₹40,000 SIP for 5 Years
Invest ₹40,000 per month for 5 years. At 12% annual returns your ₹24,00,000 investment grows to ₹32,99,455. Adjust the calculator below or scan the year-by-year projection table.
Summary at a Glance
Over 5 years, a ₹40,000 monthly SIP accumulates ₹24,00,000 in contributions. At 8% returns you end with ₹29,58,668; at 10%, ₹31,23,295; at 12%, ₹32,99,455; at 15%, ₹35,87,268. The difference between 10% and 15% — only five percentage points — is ₹4,63,972 in maturity value. This is the practical power of compounding over a 5-year horizon.

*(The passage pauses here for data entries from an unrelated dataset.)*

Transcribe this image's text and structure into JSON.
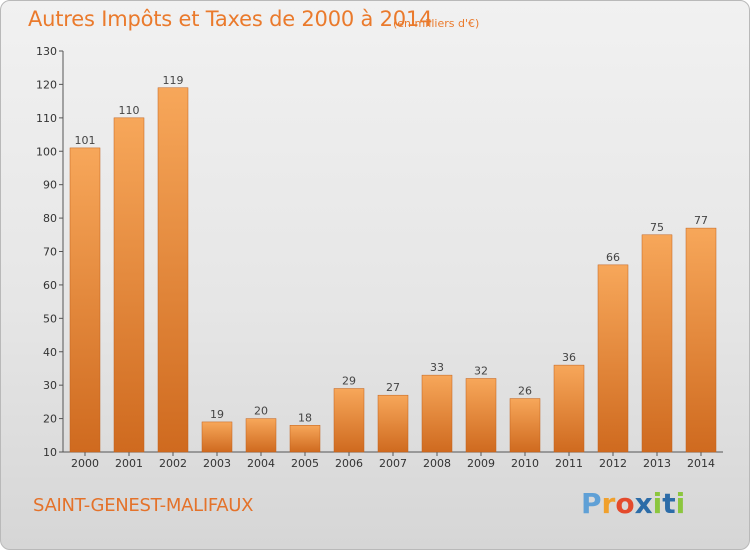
{
  "header": {
    "title": "Autres Impôts et Taxes de 2000 à 2014",
    "subtitle": "(en milliers d'€)"
  },
  "footer": {
    "city": "SAINT-GENEST-MALIFAUX",
    "logo": {
      "letters": [
        "P",
        "r",
        "o",
        "x",
        "i",
        "t",
        "i"
      ],
      "colors": [
        "#5fa0d6",
        "#f0a02c",
        "#e44a2c",
        "#2c6ca8",
        "#8cc63e",
        "#2c6ca8",
        "#8cc63e"
      ]
    }
  },
  "chart_data": {
    "type": "bar",
    "title": "Autres Impôts et Taxes de 2000 à 2014",
    "subtitle": "(en milliers d'€)",
    "categories": [
      "2000",
      "2001",
      "2002",
      "2003",
      "2004",
      "2005",
      "2006",
      "2007",
      "2008",
      "2009",
      "2010",
      "2011",
      "2012",
      "2013",
      "2014"
    ],
    "values": [
      101,
      110,
      119,
      19,
      20,
      18,
      29,
      27,
      33,
      32,
      26,
      36,
      66,
      75,
      77
    ],
    "ylim": [
      10,
      130
    ],
    "yticks": [
      10,
      20,
      30,
      40,
      50,
      60,
      70,
      80,
      90,
      100,
      110,
      120,
      130
    ],
    "grid": false,
    "bar_color": "#f09a4a",
    "bar_color_dark": "#c8621a",
    "xlabel": "",
    "ylabel": ""
  }
}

Year-by-Year Growth of ₹40,000 Monthly SIP
How your corpus grows each year at three benchmark return rates.
| Year | Invested | @ 10% | @ 12% | @ 15% |
|---|---|---|---|---|
| 1 | ₹4,80,000 | ₹5,06,811 | ₹5,12,373 | ₹5,20,845 |
| 2 | ₹9,60,000 | ₹10,66,692 | ₹10,89,728 | ₹11,25,417 |
| 3 | ₹14,40,000 | ₹16,85,200 | ₹17,40,306 | ₹18,27,178 |
| 4 | ₹19,20,000 | ₹23,68,474 | ₹24,73,393 | ₹26,41,750 |
| 5 | ₹24,00,000 | ₹31,23,295 | ₹32,99,455 | ₹35,87,268 |
Is ₹40,000/Month for 5 Years the Right Plan for You?
A ₹40,000 monthly SIP sustained for 5 years is a specific commitment: ₹480,000 every year, ₹24,00,000 across the full tenure. The right question isn't whether the number looks big but whether it's sustainable. A rule of thumb: your monthly SIP should be no more than 25–30% of your take-home pay if you also have EMIs and living costs, and ideally you have a 6-month emergency fund parked in liquid funds or FD before committing to a long-horizon equity SIP.
At the 5-year mark, compounding contribution to final value is substantial. Of the ₹32,99,455 you hold at 12%, only ₹24,00,000 is your own money — the rest, ₹8,99,455, is market-driven compounding. This ratio grows dramatically with tenure: a 10-year SIP is mostly your capital with modest gains, while a 25-year SIP is mostly gains with modest capital. If you can stretch the horizon or amount, the curve bends sharply in your favor.
Fund allocation for a 5-year horizon: Balanced allocation. Consider 50–60% equity with 40–50% debt to manage shorter-horizon volatility.
Step-up reality check: If you increase this ₹40,000 SIP by just 10% annually, your final 5-year corpus at 12% would be roughly ₹39,38,282 instead of ₹32,99,455 — an increase of about 19%. Most salaried investors can afford this because their income also grows annually.
₹40,000 SIP for 5 Years — FAQs
How much does ₹40,000 SIP grow in 5 years?
₹40,000 monthly SIP over 5 years grows to ₹32,99,455 at 12% annual returns. At 15% it reaches ₹35,87,268, and at 10% it is ₹31,23,295. Your total invested is ₹24,00,000.
Is 5 years enough time for a ₹40,000 SIP?
5 years lets compounding do meaningful work. Over this horizon your ₹24,00,000 grows roughly 1.4x at 12% — ₹32,99,455 total. Equity-oriented funds historically deliver 11–14% CAGR over such durations.
How is ₹40,000 SIP for 5 years calculated?
We apply the SIP formula FV = P × [((1+r)^n – 1)/r] × (1+r) with P = ₹40,000, monthly rate r = annual/12/100, and n = 60 months. Monthly compounding, annuity-due convention.
What return rate should I assume for a ₹40,000 SIP?
A conservative planning figure is 12% CAGR for diversified equity mutual funds. Aggressive mid/small-cap SIPs can target 14–15% but with higher drawdowns. Debt SIPs return 6–8%.
Can I change the ₹40,000 SIP amount later?
Yes. Most platforms allow you to modify or cancel the SIP any time. A smarter move is a step-up SIP — increase your contribution 10% annually to match salary growth. Over the full tenure this boosts the final corpus 30–60% versus flat contributions.